I have a head bolt broken off even with the deck surface of the block. Drilled the bolt put an easy-out in it and the easy-out broke off even with the surface as well. Since the easy-out is hardened steel none of my drill bits are making a dent in it. What the hell do I do now?
Use a high quality carbide drill bit if you cant chip away at the easy out. Make sure you put some heat on it before you try it again.
A picture might help. Welding a nut on may do the trick as stated above. Only thing I would add. Weld the nut on and try tightening. If you broke the style with the twisted flutes it may back the easyout out. If that works just (carefully) drill it out and tap the threads or helicoil it. Welding the nut to the bolt can be a problem. The bolt needs a little preheat. Just warm it up. Be carefull not to get the cast to hot. Then weld using a wirefeed, and when it's still red hot get a hammer and hit it. Ive used this method with great success. Jeff
Don't try the nut thing first. What you want to do, is weld a washer to the stuck bolt. Its not as deep and easier to get a good connection. Then put the nut on top of that and weld it ont he outside. You should be able to get a wrench on it still. But if you really welded it and a wrench wont fit, put a bolt in it and weld the threads then turn that. Never failed me.

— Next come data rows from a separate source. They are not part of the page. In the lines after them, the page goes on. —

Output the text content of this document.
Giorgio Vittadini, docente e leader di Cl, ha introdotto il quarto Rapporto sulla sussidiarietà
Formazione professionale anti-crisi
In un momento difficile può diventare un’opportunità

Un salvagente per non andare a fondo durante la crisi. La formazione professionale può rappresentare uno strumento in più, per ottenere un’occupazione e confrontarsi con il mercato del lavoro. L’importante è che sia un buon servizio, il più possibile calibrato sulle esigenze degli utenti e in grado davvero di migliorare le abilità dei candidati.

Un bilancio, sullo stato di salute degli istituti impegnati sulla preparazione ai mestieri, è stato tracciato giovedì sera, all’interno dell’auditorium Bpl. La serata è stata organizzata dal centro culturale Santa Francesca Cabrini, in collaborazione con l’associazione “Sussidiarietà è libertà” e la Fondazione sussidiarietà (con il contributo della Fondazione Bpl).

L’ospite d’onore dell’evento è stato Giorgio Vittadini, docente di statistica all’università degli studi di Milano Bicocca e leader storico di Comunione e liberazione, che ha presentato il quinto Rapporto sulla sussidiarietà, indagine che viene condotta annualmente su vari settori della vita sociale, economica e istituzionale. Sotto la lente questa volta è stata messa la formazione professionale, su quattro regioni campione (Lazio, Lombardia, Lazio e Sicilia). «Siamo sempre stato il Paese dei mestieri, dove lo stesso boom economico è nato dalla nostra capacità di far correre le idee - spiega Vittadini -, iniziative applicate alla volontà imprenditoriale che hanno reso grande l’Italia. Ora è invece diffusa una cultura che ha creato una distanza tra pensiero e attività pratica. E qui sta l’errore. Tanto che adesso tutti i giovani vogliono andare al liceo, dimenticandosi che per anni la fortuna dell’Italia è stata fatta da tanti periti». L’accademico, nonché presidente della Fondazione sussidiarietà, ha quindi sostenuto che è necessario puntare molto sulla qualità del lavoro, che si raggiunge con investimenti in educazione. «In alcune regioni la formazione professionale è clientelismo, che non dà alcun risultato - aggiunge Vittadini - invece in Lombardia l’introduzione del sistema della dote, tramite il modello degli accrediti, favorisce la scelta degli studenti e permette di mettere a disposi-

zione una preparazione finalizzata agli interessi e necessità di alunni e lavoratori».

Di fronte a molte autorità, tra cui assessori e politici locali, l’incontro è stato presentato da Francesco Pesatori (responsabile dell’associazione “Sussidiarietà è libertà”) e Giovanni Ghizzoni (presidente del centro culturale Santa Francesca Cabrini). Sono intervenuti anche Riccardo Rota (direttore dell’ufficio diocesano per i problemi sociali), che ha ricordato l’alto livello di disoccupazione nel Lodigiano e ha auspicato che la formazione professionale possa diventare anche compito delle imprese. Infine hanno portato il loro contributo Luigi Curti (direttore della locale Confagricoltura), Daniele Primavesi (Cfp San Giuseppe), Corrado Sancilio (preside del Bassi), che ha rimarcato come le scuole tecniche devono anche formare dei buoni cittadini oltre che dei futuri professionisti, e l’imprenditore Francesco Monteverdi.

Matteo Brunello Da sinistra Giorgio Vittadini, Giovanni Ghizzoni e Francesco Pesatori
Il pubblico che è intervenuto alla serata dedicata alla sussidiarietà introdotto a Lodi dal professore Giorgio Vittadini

Welding a nut to the broken bolt might be kinda hard to do.What you can do is weld a washer to the bolt through the hole in the washer. Then you can weld a nut to the washer. Gives you a little more area to weld. The heat from welding also helps loosen the bolt. It's worked for me Gregg
I you use a full carbide center drill. You can make a small hole but put a lot of pressure on the drill due to the increased shank size usually. These drills will cut the easyout with some good quality cutting fluid. I've also used a small die grinder and pointed stone to get a center to start off. Hope that helps
throw a tack on one side of the broken bolt so it sticks above the deck, then take a hammer and chizzle and knock it around and out.
I agree with Bluto. The small die grinder and the pointed bit is my weapon of choice. Just run it slow so it don't chatter. Once you get the easy-out out you can get back to the bolt>>>>.
find someone in your area that does Electrical Discharge Machining http://www.twincityedm.com/brokenbolts.htm it's cool **** might be pricey tho later jim
had this happen once--called my buddy and took the block to him (350 chevy) he blew the bolt out with a torch and it didn't hurt the block at all--put it back together and that was it.
Weld a blob to the stud, weld a washer to the blob, weld a nut to the washer, remove like a bolt. USE A LOT OF PENETRATING OIL.
Get the easy-out out first. Use Bluto's method to do that Then read this: http://www.fordgarage.com/pages/studremoval.htm
find a broken tool removal shop .ask a local machine shop if theres one local to you. i have one about 15 mins away and for 20 bucks its a no brainer for me
WINNER! been doin this for years, best thing is it's idiot proof, you can't hurt cast iron with a torch and the bolt just evaporates.
Yep, grab the gas axe! I've torched broken bolts out of cast iron and aluminum lots of times. Chase the threads with a tap and you're back in business!
What Bluto said. But I use a 1/8 inch carbide ball endmill in my Dremel instead of the pointy bit. WEAR eye protection. Then go through your tool box and throw away every EZout you own!! They are junk. It would have been much easier to drill out the broken bolt.
The torch workes great if it isn't a blind hole. You really have to be carefull not to overheat the cast. It can harden to the point you can't drill or tap it. Been there and done that. I have had good luck with drilling the nut out so it's tapered inside. I really don't have trouble getting weld penetration if I preheat the bolt a little before welding.